2. 配列アライメントのギャップペナルティ設定ミス

問題: デフォルト値のまま使用

NG:

# デフォルト値は必ずしも最適ではない
alignments = pairwise2.align.globalxx(seq1, seq2)

OK:

# タンパク質の種類に応じて調整
if protein_type == 'short_peptide':
    gap_open = -10
    gap_extend = -0.5
elif protein_type == 'structured':
    gap_open = -5
    gap_extend = -2

alignments = pairwise2.align.globalms(
    seq1, seq2,
    match=2,
    mismatch=-1,
    open=gap_open,
    extend=gap_extend
)

3. k-mer表現の次元爆発

問題: k値が大きすぎてメモリ不足

NG:

k = 5  # 20^5 = 3,200,000次元！
kmers = extract_kmers(sequence, k=k)

OK:

# k=2 or 3が実用的
k = 3  # 20^3 = 8,000次元
kmers = extract_kmers(sequence, k=k)

# または頻出k-merのみ使用
from collections import Counter
kmer_counts = Counter(kmers.keys())
top_kmers = [k for k, _ in kmer_counts.most_common(1000)]

4. 機械学習モデルの過学習

問題: 訓練データに過度にフィット

NG:

model = RandomForestClassifier(
    n_estimators=1000,
    max_depth=None  # 無制限の深さ
)

OK:

# 正則化パラメータを設定
model = RandomForestClassifier(
    n_estimators=100,
    max_depth=10,
    min_samples_split=5,
    min_samples_leaf=2,
    random_state=42
)

# クロスバリデーションで検証
from sklearn.model_selection import cross_val_score
cv_scores = cross_val_score(model, X, y, cv=5)
print(f"CV accuracy: {cv_scores.mean():.3f} ± {cv_scores.std():.3f}")

5. 配列長の違いを無視

問題: 異なる長さの配列を直接比較

NG:

# 絶対値で比較（長さが異なる）
if feature1 > feature2:
    select_protein1()

OK:

# 正規化してから比較
feature1_norm = feature1 / len(sequence1)
feature2_norm = feature2 / len(sequence2)

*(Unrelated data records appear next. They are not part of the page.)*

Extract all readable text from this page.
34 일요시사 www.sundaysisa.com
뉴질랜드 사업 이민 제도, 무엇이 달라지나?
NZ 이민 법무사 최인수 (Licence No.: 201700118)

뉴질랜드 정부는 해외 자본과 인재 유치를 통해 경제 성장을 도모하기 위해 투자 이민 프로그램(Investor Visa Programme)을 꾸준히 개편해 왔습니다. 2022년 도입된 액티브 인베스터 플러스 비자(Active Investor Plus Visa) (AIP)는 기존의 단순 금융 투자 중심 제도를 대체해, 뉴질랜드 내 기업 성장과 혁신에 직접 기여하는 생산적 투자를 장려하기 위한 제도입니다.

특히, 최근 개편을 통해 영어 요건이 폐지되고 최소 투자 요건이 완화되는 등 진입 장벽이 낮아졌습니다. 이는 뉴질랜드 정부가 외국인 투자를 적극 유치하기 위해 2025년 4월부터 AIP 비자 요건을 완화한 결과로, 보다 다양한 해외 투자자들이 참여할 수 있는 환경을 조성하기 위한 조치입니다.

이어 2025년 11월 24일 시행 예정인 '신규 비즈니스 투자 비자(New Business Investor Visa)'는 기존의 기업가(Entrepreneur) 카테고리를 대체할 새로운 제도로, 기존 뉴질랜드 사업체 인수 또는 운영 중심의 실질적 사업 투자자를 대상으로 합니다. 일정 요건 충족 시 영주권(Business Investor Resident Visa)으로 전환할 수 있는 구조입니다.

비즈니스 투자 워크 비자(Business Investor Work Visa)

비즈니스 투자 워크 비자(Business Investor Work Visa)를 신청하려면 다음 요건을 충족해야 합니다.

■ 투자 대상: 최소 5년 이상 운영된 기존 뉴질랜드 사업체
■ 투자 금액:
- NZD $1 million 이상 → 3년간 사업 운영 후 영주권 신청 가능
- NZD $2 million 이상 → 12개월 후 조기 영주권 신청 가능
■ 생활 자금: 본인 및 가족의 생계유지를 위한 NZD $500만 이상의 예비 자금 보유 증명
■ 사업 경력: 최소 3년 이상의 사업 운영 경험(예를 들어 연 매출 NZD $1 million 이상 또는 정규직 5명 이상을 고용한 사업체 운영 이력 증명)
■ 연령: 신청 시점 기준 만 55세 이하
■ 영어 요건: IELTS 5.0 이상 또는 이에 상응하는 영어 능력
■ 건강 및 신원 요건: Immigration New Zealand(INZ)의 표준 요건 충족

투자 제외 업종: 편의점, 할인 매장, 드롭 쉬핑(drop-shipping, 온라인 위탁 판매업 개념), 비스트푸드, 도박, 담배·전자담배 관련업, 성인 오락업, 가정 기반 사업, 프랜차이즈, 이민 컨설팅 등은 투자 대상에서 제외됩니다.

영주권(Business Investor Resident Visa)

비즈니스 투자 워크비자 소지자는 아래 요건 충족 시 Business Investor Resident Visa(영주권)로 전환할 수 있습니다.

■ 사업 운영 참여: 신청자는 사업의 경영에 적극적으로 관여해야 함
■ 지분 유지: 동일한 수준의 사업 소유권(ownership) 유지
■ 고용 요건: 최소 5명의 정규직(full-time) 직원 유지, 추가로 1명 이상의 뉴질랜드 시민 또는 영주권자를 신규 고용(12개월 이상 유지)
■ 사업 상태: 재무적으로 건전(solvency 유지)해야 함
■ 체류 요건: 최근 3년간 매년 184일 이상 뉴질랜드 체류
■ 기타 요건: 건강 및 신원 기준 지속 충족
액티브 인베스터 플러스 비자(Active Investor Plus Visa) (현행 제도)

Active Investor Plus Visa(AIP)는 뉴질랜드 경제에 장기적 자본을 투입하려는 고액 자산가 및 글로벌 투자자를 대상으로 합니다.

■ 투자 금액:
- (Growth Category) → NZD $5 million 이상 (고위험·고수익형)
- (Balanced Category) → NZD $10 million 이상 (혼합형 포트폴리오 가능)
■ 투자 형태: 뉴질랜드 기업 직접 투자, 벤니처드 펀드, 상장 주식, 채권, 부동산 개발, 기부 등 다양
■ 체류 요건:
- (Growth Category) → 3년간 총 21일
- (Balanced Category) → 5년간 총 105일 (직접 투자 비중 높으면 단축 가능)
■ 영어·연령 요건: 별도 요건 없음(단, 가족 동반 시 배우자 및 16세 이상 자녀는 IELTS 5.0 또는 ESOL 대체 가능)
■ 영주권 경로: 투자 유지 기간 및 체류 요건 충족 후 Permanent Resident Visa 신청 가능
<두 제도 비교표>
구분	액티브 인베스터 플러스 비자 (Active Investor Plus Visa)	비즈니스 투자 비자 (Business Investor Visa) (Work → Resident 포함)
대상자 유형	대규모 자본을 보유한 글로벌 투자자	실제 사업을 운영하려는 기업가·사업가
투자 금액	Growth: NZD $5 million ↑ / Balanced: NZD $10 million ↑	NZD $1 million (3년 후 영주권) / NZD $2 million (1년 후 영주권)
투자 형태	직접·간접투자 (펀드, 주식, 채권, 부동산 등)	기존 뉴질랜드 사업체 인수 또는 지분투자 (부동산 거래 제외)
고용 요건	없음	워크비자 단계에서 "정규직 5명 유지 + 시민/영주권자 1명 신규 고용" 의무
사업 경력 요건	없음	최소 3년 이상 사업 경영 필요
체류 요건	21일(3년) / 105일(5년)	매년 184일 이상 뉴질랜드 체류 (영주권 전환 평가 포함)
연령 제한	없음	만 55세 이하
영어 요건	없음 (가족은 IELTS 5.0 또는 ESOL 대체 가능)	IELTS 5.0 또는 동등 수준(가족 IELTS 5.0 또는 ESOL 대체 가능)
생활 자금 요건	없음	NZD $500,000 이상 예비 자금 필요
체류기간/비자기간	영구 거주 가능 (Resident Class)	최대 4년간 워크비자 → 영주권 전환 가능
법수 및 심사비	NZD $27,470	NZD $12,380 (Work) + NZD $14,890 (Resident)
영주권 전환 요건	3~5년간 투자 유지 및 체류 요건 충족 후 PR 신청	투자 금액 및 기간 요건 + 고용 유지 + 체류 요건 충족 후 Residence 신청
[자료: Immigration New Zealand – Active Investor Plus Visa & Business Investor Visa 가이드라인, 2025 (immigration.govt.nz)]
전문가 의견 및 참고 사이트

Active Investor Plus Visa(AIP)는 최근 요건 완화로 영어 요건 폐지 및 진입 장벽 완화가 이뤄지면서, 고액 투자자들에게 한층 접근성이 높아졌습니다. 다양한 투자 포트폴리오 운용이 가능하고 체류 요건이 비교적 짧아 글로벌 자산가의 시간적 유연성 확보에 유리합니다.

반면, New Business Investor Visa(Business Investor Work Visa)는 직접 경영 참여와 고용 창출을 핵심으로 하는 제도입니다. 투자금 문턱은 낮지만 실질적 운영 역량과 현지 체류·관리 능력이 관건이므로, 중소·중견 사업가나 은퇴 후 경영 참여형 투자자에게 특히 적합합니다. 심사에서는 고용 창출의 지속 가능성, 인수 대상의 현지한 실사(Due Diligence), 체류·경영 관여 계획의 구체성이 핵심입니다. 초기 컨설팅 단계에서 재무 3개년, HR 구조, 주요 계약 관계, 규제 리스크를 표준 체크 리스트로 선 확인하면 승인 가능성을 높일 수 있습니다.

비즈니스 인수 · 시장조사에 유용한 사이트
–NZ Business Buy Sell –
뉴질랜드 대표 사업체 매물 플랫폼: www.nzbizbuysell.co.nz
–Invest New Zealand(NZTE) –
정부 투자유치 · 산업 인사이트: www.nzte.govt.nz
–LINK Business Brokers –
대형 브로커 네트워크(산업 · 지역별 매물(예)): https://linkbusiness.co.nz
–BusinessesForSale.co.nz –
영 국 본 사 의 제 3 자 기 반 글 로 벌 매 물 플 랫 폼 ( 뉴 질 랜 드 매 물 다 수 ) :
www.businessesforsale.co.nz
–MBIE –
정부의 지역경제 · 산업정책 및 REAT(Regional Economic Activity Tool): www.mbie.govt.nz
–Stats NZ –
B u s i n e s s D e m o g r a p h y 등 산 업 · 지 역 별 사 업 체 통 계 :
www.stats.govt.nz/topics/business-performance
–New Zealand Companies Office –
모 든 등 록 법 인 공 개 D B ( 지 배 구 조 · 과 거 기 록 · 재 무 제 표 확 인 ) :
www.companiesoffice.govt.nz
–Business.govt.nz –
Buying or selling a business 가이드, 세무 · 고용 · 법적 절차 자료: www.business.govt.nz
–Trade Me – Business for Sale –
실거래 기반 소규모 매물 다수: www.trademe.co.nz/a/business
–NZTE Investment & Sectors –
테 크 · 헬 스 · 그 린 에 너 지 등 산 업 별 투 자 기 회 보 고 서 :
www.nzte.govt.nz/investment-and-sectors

if feature1_norm > feature2_norm:
    select_protein1()

6. 不均衡データセット

問題: クラス間のサンプル数が大きく異なる

NG:

# 不均衡なまま学習
model.fit(X_train, y_train)

OK:

from sklearn.utils.class_weight import compute_class_weight

# クラス重みを計算
classes = np.unique(y_train)
class_weights = compute_class_weight(
    'balanced',
    classes=classes,
    y=y_train
)

# 重み付き学習
model = RandomForestClassifier(
    class_weight=dict(zip(classes, class_weights)),
    random_state=42
)
model.fit(X_train, y_train)

品質チェックリスト

データ取得段階

[ ] 配列がFASTA形式で正しく保存されている
[ ] 非標準アミノ酸（X, B, Z など）の処理方針を決定
[ ] 配列長の分布を確認（極端に短い/長い配列の除外）
[ ] 重複配列の除去

BLAST検索段階

[ ] E-value閾値が用途に適切（1e-3 〜 1e-10）
[ ] クエリ配列長が十分（最低20残基）
[ ] データベース選択が適切（nr, swissprot等）
[ ] ヒット数が十分（最低3-5件）

特徴量抽出段階

[ ] アミノ酸組成の合計が100%
[ ] k-mer の k 値が適切（2-3）
[ ] 疎水性スケールが標準的なもの（Kyte-Doolittle等）
[ ] 特徴量に欠損値がない

機械学習段階

[ ] 訓練/テストデータの分割が層化サンプリング
[ ] クロスバリデーション実施（k=5 or 10）
[ ] 特徴量スケーリング実施（StandardScaler等）
[ ] モデル性能指標が複数（Accuracy, F1, AUC等）

酵素活性予測特有

[ ] 活性値の単位が明確（kcat/Km, IC50等）
[ ] 測定条件（pH, 温度）が統一
[ ] 外れ値の検出と除去
[ ] 実験誤差の考慮

参考文献

Altschul, S. F. et al. (1990). "Basic local alignment search tool." Journal of Molecular Biology, 215(3), 403-410.
Kyte, J. & Doolittle, R. F. (1982). "A simple method for displaying the hydropathic character of a protein." Journal of Molecular Biology, 157(1), 105-132.